You're getting married? "yeah..... to S"

Another crazy dream was about that guy from work. We had some "chemistry" between us and we were talking and close and I wanted him and then there were these boats and we ended up on one, with some people from work and this one co-worker was asking him "So your getting married?" and the guy said "Yeah.....(super long pause)... to S" and I got mad and said something to whoever it was I was talking to. The weird thing is that his baby-mama's name is not anything close to the name "S".

Seashells

Again referring to the weird dreams the past few weeks, one was me being abroad, and at some beach place with some sort of an aquarium and outside was this beach and it was getting late but I really wanted to pick some seashells. 

Sex affair with a famous rapper

I met this famous rapper. I had just broke up with "A" and I met the rapper guy. We started having a sex affair and he had a huge penis (like Jamie from BB Australia). I thought "woooow that's huge". I hang out with his posse and at one point we were in an elevator, then we were at my place which looked like shit (like "A"'s last place) and partially because he was still living with me and packing. I was there with the rapper and his posse and me and the guy was kissing and having sex and then "A" was there in the room packing his stuff and looked with teary eyes and said "It's really not cool that you do that while I'm here". Later the guys sat around in the living room and kitchen and the rapper said to "A" "sorry dude about all of this, but you know it's not like I'm gonna be together with (my name)" and I was "wait what?".. then I'm not sure if the dream switched to another or if it just jumped to something else but me and "A" were somewhere abroad (I think it was supposed to be Thailand) and we were going to the beach and suddenly people were screaming and running away from the water (which was super deep just a few steps from the beach) because there was a shark warning. Suddenly these huge white elephants and other animals were swimming in the water attacking people. They looked like ghosts would look like and they were the "sharks". "A" and I started walking away and I said to him something like "I wish you'd shave, I don't like it when you have a beard" and when I looked at him, it was my exexex "H", my super ugly ex! I can't understand how I could ever date that guy.

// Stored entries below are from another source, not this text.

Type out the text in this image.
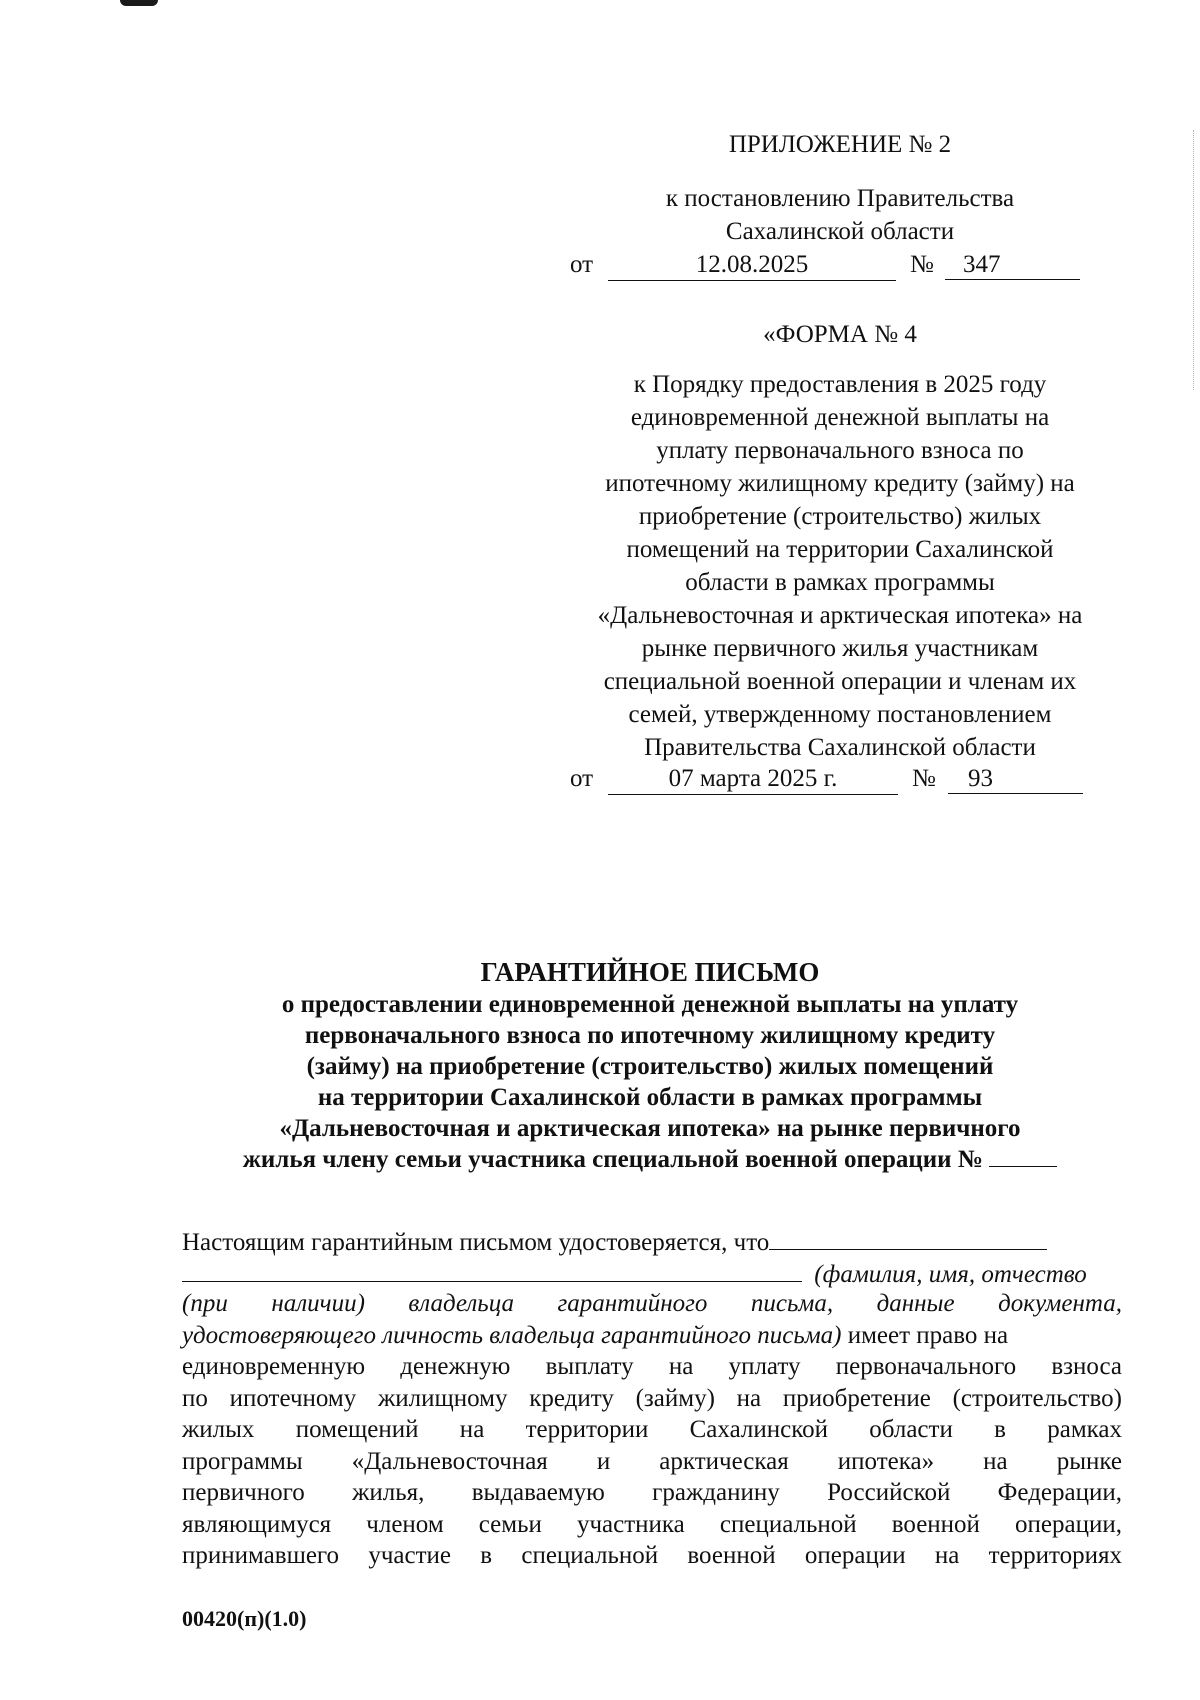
ПРИЛОЖЕНИЕ № 2

к постановлению Правительства
Сахалинской области
от	12.08.2025	№	347

«ФОРМА № 4

к Порядку предоставления в 2025 году
единовременной денежной выплаты на
уплату первоначального взноса по
ипотечному жилищному кредиту (займу) на
приобретение (строительство) жилых
помещений на территории Сахалинской
области в рамках программы
«Дальневосточная и арктическая ипотека» на
рынке первичного жилья участникам
специальной военной операции и членам их
семей, утвержденному постановлением
Правительства Сахалинской области
от	07 марта 2025 г.	№	93
ГАРАНТИЙНОЕ ПИСЬМО
о предоставлении единовременной денежной выплаты на уплату
первоначального взноса по ипотечному жилищному кредиту
(займу) на приобретение (строительство) жилых помещений
на территории Сахалинской области в рамках программы
«Дальневосточная и арктическая ипотека» на рынке первичного
жилья члену семьи участника специальной военной операции №
Настоящим гарантийным письмом удостоверяется, что
(фамилия, имя, отчество
(при наличии) владельца гарантийного письма, данные документа,
удостоверяющего личность владельца гарантийного письма) имеет право на
единовременную денежную выплату на уплату первоначального взноса
по ипотечному жилищному кредиту (займу) на приобретение (строительство)
жилых помещений на территории Сахалинской области в рамках
программы «Дальневосточная и арктическая ипотека» на рынке
первичного жилья, выдаваемую гражданину Российской Федерации,
являющимуся членом семьи участника специальной военной операции,
принимавшего участие в специальной военной операции на территориях
00420(п)(1.0)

Driving with an icy window

Referred to the last post one dream was: I was on my way to work. My car window was foggy and then it turned icy. I was driving on the highway and could not see anything and I was really scared that I'd crash. I occasionally saw some of the traffic but whatever I did to try and see more, the fogginess and ice just got worse. 

Lots of weird dreams

The past 2 weeks I've had a terrible headache and I've seen so many longer dreams. They seem so real and I can remember them the minute I wake up, but most of the time I've fallen asleep pretty quickly again, and when I wake in the morning I can only remember small pieces. It's like my mind is going crazy. And the dreams are all the kind that I'm scared, stressed out, angry or depressed when I wake up.